Vincent Monadé, président du Centre national du livre, est satisfait. "On a augmenté le nombre d’événements labellisés: 77, contre 60 l’an passé. On compte au total 5000 événements référencés contre 4000 en 2017. On est presque un peu dépassés, ou en tout cas agréablement surpris, du déploiement de cette fête au cœur de l’été". Il dit attendre "15000 jeunes sur la durée du festival". Il salue le choix de s’implanter à la Courneuve, "dans un endroit très fréquenté par des familles plutôt éloignées du livre". Et souligne la nouveauté des "journées ados", testées dans des livrodromes implantés dans quatre villes différentes: "on essaie de faire les quatre axes de la France!"

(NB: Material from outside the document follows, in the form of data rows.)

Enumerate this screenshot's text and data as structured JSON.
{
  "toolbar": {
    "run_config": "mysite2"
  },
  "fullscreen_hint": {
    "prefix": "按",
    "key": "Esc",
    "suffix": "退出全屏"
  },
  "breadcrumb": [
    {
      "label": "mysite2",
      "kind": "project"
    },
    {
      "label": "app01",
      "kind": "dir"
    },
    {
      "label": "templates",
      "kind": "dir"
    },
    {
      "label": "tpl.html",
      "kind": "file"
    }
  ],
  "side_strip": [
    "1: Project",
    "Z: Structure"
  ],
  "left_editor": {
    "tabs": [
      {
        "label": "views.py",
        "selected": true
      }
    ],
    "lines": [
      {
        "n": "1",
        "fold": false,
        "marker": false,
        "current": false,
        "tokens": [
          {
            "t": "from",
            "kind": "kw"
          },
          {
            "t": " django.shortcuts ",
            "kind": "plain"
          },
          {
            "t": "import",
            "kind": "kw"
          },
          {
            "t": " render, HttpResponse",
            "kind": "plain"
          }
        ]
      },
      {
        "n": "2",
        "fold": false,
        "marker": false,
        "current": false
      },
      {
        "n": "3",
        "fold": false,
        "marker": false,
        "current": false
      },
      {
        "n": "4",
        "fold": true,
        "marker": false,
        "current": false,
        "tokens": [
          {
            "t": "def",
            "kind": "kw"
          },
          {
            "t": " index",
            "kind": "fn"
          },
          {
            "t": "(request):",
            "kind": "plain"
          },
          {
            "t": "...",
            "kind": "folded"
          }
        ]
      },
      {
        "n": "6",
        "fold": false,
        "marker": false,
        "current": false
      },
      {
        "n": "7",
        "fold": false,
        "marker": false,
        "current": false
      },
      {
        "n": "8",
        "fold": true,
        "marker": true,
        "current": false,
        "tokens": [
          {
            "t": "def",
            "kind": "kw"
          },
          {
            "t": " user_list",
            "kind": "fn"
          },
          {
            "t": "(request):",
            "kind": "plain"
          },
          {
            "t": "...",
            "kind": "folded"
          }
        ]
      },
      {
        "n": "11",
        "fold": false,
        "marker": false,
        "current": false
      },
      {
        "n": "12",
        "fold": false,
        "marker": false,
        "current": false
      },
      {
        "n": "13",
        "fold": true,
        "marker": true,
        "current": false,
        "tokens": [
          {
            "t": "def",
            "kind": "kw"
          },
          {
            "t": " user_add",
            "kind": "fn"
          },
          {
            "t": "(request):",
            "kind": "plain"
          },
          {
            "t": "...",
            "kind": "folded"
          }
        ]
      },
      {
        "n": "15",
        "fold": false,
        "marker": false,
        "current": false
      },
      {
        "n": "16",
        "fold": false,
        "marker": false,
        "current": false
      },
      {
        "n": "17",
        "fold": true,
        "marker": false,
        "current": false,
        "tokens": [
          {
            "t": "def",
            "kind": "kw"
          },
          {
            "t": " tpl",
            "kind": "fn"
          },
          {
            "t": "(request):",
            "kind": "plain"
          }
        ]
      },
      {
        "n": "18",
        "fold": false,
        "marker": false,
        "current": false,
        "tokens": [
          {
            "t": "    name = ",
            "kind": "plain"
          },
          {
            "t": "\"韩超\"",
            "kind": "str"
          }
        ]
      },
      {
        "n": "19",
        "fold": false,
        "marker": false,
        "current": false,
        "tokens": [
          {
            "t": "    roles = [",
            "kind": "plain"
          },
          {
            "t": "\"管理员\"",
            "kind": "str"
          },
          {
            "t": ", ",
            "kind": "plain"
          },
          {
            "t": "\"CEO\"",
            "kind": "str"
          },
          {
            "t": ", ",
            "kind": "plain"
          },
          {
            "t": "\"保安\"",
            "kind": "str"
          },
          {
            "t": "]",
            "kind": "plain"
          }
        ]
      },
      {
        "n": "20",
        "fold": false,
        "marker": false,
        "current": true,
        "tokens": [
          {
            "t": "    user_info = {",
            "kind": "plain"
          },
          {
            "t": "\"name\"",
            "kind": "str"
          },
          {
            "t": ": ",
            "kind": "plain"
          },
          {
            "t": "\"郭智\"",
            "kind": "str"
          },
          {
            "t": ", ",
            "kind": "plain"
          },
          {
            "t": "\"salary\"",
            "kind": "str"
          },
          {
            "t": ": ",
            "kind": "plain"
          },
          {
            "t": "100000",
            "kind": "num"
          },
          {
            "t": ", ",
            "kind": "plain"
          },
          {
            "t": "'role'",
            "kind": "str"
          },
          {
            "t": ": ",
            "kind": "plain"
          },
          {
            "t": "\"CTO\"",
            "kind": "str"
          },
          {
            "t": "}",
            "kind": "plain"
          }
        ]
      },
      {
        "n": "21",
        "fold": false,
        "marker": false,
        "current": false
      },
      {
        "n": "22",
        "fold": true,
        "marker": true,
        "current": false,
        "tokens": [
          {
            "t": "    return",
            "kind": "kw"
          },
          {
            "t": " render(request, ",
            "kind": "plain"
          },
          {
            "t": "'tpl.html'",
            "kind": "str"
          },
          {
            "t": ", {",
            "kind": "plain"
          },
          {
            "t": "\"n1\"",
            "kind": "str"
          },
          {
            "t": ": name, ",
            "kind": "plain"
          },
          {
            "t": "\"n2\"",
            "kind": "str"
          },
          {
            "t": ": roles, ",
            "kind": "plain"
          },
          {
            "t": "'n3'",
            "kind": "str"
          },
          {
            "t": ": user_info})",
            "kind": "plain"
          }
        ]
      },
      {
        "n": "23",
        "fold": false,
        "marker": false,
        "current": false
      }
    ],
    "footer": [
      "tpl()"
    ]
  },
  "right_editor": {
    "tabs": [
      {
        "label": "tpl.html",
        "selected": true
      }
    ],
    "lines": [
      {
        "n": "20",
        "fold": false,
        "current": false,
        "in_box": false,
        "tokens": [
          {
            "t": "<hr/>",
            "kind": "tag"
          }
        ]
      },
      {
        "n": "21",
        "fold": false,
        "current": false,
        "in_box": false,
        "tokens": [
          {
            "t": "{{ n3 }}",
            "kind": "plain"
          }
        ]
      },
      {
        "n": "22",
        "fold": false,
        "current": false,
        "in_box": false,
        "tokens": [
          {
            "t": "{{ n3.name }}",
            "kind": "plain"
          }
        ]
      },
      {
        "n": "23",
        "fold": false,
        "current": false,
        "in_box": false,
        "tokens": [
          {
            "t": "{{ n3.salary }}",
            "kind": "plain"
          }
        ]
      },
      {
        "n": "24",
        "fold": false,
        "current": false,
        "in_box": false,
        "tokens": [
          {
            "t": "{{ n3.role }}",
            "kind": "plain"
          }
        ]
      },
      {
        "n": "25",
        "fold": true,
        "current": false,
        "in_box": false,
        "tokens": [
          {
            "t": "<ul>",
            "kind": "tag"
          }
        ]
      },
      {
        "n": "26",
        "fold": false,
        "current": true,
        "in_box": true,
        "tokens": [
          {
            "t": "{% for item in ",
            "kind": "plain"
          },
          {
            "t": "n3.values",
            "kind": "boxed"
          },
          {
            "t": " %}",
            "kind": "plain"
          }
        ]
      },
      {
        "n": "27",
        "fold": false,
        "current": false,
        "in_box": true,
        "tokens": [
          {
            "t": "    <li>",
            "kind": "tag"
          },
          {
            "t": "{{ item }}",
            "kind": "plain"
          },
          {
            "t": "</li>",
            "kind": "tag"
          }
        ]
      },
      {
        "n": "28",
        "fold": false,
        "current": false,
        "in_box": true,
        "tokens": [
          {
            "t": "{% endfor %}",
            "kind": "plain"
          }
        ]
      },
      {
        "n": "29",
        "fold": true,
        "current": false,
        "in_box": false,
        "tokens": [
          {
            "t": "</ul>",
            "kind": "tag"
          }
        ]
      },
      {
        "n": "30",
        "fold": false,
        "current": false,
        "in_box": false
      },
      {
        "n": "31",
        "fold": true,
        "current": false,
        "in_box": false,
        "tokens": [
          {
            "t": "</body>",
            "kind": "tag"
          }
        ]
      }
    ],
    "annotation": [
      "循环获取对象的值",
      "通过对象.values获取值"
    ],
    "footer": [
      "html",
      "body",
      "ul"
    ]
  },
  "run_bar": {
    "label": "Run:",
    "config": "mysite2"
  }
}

Approcher le livre par l’image
La première matinée bat déjà son plein: les groupes d’enfants, encadrés par des centres de loisirs, papillonnent entre les containers auprès desquels sont installées les animations. Des stands de dessins, où Taymiya, 7 ans et demi, force sur le crayon de couleur orange. Elle qui a des problèmes de concentration canalise son attention, et semble sourde à l’agitation autour d’elle. Lorsqu’elle relève enfin la tête, c’est pour brandir son œuvre: "j’ai fait une maison avec plein de fleurs de couleurs !". Des jeux gonflables, des quilles, des exercices de mimes, et au milieu de tout cela, une fresque "participative" de 16 mètres de long, accrochée à un mur en triangle. Elle indique: "permis de colorier, paysage en chantier".
Les trois auteurs-illustrateurs qui l’ont conçue se détendent non loin de là sur des transats. "Moi je suis plus à l’aise avec les enfants qu’avec les adultes. Je n’ai jamais quitté ce monde: leur spontanéité, leur imaginaire… Je suis restée à la table des enfants!", rigole Éléonore Zuber, auteure de la série Lorsque… et de Ma famille Zombie, parus aux éditions Cambourakis. À ses côtés, Marc Daniau, artiste éclectique et illustrateur de Comme un géant (Thierry Magnier, 2017), apprécie également ce contact avec les jeunes lecteurs. "C’est une prise de risques: les enfants, ça adhèrent, ou pas. Mais au moins, ils n’ont pas les codes culturels des adultes qui étiquettent "ça c’est de la BD, ça c’est un autre style"; "ça c’est moche, ça c’est beau"… Et puis, cet événement collectif, ça me fait sortir de ma routine de solitaire accroché à ma table de travail".
Repartir avec un livre
Au-delà du voyage dans l’imaginaire, l’objectif de l’événement est que les enfants repartent avec un livre, ou un chèque lire. Morgane, de la librairie La Malle aux Histoires à Pantin, accompagne Partir en livre depuis trois ans. Elle présente la sélection de livres sur son stand, qu’elle tient avec un collègue de la libraire Folie d’encre d’Aulnay-sous-Bois: des "auteurs participant au festival, ou mis en avant" parmi lesquels Claude Ponti ou Joëlle Olivet. Les chèques lire "sont moins nombreux que l’année passée", constate Soraya, membre de l’équipe du festival: l’opération "Livres Suspendus" a donc été mise en place pour "proposer aux enfants inscrits de redistribuer les livres acquis grâce aux chèques lire à d’autres enfants plus en difficulté, récemment immigrés, ou ayant peu d’accès à la langue française".
Grâce à de nombreux éditeurs partenaires, comme l’Ecole des Loisirs, Casterman ou Gallimard Jeunesse, les enfants peuvent aussi emporter le livre de leur choix. Sous un container proche de l’entrée, des bacs sont à leur disposition. Une conteuse, Juliette Wiatr, comédienne intervenant pour la troisième année à Partir en Livre, tente de leur donner des envies. Elle glisse ses doigts au fil des pages de La Promenade de Petit Bonhomme, de Lucie Félix (Les Grandes Personnes). Et questionne les enfants en même temps qu’elle leur raconte l’histoire. "J’essaie de faire appel à leur créativité. Etre acteurs de l’histoire les amène plus vite vers les livres. Comme à l’école: on retient mieux lorsque l’on participe et que l’on devine. Et puis ça donne confiance en soi", ajoute la comédienne, "c’est mieux si les livres donnent l’impression d’être accessibles, et ne se résument pas à la question de lire vite et comme il faut."